Cartas a los Misioneros

Al salir de su País de origen, el misionero (y su familia según el caso) están dejando atrás todo lo que era su vida; su cultura, sus parientes, su iglesia, su empleo o profesión, esto con el fin de seguir el llamado que Dios le ha hecho.

Como latinos somos una cultura de “apego a la familia”, somos una cultura cálida que nos gusta estar rodeados de gente que nos aprecia y nos estima. Esto es uno de los golpes más fuertes que el misionero recibe cuando pasado el tiempo se da cuenta que muchos de los que lo animaron a ir no les escriben una sola carta o un e-mail en meses.
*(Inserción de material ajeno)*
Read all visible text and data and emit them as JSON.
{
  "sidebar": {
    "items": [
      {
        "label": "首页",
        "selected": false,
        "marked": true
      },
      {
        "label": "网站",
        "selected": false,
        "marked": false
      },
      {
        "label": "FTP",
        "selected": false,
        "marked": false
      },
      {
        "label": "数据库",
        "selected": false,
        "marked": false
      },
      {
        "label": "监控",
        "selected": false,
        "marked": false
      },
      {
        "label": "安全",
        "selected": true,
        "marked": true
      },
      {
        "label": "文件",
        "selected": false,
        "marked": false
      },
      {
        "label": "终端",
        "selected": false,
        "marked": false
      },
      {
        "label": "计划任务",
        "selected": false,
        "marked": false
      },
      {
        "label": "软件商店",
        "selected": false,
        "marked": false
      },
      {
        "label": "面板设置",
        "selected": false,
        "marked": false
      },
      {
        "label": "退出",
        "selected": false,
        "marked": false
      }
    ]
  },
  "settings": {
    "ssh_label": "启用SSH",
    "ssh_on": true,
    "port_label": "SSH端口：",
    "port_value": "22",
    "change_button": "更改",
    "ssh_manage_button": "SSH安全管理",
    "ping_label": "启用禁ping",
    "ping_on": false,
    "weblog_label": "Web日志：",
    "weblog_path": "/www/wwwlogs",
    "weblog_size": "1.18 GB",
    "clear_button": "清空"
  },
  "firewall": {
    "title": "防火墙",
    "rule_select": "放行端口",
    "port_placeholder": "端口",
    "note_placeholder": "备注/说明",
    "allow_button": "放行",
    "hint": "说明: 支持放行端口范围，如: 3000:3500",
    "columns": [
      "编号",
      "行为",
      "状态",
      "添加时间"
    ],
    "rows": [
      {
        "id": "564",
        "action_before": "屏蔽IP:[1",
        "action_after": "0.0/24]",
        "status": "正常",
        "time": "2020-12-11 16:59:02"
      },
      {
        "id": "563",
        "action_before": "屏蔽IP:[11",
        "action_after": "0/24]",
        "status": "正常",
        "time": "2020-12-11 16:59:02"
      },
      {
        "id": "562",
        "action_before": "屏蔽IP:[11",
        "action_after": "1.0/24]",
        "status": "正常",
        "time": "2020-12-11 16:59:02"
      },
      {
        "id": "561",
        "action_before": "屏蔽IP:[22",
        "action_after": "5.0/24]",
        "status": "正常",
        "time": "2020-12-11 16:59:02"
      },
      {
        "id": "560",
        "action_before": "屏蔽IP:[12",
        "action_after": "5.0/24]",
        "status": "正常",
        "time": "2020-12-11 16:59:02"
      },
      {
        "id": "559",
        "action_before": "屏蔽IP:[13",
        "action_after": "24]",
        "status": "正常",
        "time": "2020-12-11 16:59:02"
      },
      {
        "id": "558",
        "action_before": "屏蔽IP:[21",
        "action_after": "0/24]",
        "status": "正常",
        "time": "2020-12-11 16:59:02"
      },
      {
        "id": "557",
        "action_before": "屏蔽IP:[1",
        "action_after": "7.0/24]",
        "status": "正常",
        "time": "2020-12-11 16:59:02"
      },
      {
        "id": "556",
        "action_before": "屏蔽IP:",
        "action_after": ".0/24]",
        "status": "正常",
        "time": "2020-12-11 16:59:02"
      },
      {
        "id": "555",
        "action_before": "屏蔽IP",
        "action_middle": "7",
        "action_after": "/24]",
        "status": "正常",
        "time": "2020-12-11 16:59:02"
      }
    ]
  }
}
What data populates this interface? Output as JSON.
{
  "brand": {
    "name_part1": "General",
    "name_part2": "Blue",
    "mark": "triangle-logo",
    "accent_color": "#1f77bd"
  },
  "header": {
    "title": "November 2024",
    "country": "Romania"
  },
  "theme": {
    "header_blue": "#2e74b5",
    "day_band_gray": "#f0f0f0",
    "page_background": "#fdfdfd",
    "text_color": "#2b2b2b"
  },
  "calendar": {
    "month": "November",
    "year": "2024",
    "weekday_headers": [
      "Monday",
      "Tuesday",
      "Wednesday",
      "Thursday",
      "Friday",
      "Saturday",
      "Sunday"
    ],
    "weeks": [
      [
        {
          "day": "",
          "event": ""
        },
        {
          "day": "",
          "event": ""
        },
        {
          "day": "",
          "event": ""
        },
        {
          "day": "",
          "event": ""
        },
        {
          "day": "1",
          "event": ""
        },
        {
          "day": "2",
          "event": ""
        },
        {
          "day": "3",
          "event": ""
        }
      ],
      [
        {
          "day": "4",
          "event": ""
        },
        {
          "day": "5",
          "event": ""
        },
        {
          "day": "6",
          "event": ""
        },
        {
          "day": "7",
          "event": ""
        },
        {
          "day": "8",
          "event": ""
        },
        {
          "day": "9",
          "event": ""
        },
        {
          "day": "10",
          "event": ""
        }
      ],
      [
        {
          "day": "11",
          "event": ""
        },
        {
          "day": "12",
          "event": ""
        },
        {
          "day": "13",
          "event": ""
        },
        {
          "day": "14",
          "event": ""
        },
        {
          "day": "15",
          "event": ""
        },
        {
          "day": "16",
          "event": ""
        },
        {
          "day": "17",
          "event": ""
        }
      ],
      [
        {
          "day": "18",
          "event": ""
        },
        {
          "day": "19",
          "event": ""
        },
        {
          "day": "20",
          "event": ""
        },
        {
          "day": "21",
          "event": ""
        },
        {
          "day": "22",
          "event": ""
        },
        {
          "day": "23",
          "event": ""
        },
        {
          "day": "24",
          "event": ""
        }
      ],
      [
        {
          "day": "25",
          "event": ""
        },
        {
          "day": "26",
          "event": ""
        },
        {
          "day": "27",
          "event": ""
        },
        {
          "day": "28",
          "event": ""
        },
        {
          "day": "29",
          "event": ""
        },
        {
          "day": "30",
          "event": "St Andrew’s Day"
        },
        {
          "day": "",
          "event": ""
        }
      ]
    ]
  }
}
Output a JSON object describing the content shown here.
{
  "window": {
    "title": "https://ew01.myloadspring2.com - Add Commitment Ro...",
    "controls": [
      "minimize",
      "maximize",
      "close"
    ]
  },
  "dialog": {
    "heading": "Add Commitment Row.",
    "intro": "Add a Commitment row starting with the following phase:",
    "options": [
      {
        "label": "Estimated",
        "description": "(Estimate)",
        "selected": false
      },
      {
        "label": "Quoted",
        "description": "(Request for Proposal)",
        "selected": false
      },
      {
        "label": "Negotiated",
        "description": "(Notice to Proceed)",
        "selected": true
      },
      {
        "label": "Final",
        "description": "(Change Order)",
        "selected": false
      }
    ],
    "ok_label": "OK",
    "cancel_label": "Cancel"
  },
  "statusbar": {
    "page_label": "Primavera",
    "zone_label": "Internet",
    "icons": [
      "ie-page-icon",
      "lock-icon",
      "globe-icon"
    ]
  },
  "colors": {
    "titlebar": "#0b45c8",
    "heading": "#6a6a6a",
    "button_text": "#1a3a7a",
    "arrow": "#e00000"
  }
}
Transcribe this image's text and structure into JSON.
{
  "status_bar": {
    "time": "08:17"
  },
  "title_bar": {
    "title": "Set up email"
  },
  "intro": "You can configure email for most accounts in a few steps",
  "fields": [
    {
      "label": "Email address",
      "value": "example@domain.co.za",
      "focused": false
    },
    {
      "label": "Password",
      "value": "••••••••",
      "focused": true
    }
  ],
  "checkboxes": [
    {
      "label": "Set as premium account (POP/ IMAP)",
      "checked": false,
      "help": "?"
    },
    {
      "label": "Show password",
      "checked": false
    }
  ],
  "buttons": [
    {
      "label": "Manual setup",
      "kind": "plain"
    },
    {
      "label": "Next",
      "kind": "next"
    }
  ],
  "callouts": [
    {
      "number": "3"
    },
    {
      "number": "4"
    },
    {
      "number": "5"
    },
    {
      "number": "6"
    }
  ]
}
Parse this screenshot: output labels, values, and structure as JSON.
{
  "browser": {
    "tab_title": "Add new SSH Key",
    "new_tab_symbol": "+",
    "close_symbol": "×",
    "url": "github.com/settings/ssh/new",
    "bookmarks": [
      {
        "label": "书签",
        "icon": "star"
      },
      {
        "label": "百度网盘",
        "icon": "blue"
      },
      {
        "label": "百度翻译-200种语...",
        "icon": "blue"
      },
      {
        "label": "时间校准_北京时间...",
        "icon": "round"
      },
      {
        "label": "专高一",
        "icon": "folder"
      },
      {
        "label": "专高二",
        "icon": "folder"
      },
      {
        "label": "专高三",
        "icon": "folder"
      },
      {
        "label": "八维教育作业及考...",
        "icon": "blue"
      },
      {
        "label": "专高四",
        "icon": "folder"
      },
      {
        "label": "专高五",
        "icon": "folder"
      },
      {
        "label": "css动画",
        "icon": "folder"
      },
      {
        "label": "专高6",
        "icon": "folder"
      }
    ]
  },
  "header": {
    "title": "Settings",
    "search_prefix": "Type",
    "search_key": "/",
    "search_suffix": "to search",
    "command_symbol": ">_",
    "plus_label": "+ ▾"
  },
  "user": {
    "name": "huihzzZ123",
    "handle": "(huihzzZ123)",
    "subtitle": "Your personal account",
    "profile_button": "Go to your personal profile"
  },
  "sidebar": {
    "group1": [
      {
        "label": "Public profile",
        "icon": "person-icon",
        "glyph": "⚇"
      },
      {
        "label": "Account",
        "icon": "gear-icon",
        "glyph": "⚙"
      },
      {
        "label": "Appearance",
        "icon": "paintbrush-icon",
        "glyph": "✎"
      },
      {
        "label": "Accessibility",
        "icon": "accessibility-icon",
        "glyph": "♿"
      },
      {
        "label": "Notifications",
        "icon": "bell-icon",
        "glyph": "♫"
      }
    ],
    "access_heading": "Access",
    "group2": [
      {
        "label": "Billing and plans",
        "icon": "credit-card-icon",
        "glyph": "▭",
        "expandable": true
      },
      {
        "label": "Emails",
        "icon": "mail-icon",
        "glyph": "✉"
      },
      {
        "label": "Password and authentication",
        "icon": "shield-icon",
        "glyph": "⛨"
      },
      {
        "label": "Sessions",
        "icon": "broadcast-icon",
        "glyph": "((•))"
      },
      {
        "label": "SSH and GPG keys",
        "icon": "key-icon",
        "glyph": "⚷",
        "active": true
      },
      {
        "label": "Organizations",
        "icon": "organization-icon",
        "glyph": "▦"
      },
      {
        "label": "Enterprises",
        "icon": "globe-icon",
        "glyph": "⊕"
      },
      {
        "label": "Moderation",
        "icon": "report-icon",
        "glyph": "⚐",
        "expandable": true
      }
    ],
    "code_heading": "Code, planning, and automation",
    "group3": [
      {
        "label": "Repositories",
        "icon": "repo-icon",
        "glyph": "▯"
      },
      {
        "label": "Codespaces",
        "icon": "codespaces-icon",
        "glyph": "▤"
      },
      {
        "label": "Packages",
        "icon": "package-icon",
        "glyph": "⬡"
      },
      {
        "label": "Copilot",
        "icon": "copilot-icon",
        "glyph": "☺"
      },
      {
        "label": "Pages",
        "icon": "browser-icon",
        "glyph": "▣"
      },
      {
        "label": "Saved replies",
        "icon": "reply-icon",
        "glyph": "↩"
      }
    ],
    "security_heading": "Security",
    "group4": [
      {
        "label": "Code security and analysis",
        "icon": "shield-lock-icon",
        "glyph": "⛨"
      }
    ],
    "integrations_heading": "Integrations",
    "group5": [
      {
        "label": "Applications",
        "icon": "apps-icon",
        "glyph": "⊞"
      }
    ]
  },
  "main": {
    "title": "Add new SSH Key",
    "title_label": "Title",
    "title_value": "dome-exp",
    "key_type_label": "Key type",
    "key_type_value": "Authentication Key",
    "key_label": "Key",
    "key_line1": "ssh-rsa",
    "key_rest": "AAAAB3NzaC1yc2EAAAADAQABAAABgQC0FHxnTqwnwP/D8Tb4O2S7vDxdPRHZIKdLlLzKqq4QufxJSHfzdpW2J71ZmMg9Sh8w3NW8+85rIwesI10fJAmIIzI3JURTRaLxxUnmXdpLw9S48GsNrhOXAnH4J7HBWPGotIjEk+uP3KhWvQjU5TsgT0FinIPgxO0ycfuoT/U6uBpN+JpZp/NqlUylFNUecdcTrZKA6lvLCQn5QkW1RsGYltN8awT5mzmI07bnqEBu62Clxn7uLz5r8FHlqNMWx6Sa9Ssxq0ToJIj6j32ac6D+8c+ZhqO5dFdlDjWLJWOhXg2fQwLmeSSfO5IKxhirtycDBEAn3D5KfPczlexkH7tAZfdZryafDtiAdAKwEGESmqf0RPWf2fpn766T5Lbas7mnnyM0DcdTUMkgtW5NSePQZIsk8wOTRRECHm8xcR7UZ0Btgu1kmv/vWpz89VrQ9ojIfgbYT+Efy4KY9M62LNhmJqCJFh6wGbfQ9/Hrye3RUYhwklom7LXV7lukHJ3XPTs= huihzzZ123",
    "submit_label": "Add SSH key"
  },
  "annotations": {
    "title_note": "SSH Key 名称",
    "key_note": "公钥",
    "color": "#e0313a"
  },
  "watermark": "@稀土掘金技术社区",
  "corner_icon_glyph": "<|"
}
Llegan tiempos de soledad en donde unas cuantas líneas representan un refrigerio para el misionero que está a punto de deprimirse pensando que todo el mundo lo ha olvidado.

Te invitamos a que seas parte de esos que apoyan desde casa, escribiendo una carta semanal, mensual o quincenal. Pídele gracia y sabiduría a Dios para que tus palabras escritas resulten de ánimo y fortaleza para el misionero en el campo.

Nosotros a su vez estaremos publicando algunas cartas de misioneros que ya están en el campo.

Las cartas o e-mail debes enviarlas a Oasis HGM primero y las enviaremos a sus destinatarios. Debes comprender que algunos lugares cerrados pueden ser peligrosos en el manejo de Internet.

Gracias por ser parte desde casa animando y apoyando a los misioneros, una carta puede hacer la diferencia para que alguien continúe su trabajo en el campo.